As you huddle indoors, terrified, wondering when the mains voltage for the Wii may be summarily cut off or whether the paper-boy may ever get through with the Racing News, you may wish to amuse yourselves with improvised board games such as "Tie the Toe-Tag on Grandma" or "This is my Last Will and Testicle". Another popular game you may wish to try is to draw lots among the children to see which of them you will eat first when the Pop-Tarts run out. Make this game fun by using differently coloured crayons for each child's name.
Remain near your wirelesses. Whatever you do do do not venture outside and play at making friggin' great snowmen, or long slides down hillsides, or expend your energy in throwing snowballs at the freshly-neutered dog. Instead you are advised to spend all day putting status updates on ArseBook saying novel things such as "We have snow here" and "Marks & Spencers are all out of cheesey potato skins". Tweet every last item of intelligence that you can gather, prfrbly in txtspk, and await rescue by someone, anyone, except yourself.

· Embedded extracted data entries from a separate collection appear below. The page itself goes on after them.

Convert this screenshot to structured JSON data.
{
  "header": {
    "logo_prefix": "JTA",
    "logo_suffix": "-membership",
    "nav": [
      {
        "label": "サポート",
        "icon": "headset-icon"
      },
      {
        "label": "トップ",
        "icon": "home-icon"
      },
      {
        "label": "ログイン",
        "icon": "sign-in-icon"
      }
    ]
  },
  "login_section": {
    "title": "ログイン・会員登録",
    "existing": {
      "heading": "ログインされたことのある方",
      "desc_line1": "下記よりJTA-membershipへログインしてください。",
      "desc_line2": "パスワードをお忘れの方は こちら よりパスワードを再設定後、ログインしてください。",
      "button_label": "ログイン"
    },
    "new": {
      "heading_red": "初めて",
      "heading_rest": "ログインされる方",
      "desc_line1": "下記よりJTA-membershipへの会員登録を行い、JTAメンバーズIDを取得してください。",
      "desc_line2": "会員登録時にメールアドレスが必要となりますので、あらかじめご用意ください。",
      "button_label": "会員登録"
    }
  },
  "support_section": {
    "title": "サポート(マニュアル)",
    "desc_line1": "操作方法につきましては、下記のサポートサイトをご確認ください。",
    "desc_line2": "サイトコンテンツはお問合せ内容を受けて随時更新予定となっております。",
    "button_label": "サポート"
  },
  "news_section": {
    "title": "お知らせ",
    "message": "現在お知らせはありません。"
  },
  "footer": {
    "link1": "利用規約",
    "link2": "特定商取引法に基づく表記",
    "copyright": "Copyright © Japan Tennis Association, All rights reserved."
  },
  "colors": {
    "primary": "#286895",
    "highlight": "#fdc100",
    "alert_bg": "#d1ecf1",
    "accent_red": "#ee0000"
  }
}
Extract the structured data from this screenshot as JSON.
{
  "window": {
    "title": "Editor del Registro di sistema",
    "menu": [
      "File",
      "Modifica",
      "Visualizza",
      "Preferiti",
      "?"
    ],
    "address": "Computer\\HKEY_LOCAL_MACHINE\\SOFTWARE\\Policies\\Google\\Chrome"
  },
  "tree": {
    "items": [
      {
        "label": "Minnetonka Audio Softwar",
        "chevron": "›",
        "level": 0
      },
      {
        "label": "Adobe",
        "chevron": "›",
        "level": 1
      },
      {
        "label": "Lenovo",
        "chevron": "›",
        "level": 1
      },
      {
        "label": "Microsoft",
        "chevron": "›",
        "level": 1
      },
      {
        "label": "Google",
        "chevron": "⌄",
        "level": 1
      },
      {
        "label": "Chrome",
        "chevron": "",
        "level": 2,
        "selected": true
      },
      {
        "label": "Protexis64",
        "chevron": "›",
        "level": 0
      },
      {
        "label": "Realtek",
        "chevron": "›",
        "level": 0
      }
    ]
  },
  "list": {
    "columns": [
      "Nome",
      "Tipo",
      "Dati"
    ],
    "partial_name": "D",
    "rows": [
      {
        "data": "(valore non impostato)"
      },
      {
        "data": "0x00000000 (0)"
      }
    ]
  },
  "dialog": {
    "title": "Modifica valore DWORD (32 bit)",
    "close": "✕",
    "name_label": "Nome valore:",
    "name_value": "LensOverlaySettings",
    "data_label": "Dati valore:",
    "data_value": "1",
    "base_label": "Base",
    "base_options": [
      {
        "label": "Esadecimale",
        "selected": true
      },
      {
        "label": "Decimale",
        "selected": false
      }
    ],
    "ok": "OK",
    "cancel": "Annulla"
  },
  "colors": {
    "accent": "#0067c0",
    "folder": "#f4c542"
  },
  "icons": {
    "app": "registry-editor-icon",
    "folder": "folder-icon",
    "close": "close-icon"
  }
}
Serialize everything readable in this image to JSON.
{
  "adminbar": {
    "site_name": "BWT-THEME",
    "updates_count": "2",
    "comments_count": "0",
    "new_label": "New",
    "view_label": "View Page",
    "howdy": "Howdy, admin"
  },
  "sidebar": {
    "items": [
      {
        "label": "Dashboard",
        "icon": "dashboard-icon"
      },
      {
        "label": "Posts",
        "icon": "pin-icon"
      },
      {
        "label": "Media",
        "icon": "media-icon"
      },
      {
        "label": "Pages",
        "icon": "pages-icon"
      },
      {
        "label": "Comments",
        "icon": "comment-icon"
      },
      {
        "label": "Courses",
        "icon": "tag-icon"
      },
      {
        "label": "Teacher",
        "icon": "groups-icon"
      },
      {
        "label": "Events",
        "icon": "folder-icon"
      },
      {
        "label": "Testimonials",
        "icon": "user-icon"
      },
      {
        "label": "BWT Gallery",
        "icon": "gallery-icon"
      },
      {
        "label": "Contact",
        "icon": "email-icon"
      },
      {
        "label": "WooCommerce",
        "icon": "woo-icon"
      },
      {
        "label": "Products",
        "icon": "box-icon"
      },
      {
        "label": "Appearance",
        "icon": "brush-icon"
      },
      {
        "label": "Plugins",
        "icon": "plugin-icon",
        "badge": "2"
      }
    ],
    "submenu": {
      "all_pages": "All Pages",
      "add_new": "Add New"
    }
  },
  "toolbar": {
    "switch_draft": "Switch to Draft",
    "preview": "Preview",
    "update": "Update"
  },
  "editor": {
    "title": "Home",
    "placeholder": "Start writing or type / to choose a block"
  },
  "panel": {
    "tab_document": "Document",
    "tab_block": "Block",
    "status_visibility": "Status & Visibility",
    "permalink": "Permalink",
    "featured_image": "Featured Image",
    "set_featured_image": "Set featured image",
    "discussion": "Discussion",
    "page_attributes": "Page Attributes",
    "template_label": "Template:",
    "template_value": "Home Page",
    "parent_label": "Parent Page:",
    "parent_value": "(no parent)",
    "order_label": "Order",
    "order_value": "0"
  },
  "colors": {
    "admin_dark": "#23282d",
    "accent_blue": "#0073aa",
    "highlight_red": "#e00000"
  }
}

In the fullness of time Messrs Nowin O'Fee, solicitors and ambulance chasers, will pass among you with claim forms the better with which to sue the Meteorological Office, the Council, the Government and each other in the hopes of a huge pay-out in our increasingly Americanised court system because, let's face it, if you can't thoughtlessly and carelessly do for a couple of days everything that you ordinarily would thoughtlessly do without a care, it must be somebody's fault.
Remember: Loose lips not only sink ships but they make for lousy raspberry sounds too.
England. Never once invaded since 1066. Built an empire in the days when folk did such things that spanned the globe and encompassed 25% of the planetary population. Gave the world the industrial revolution. Stood firm (and alone for half of the time) in two bloody world wars. Brought to its knees by the Health & Safety Executive and the Antigua-based Boards of Directors of several Insurance Companies.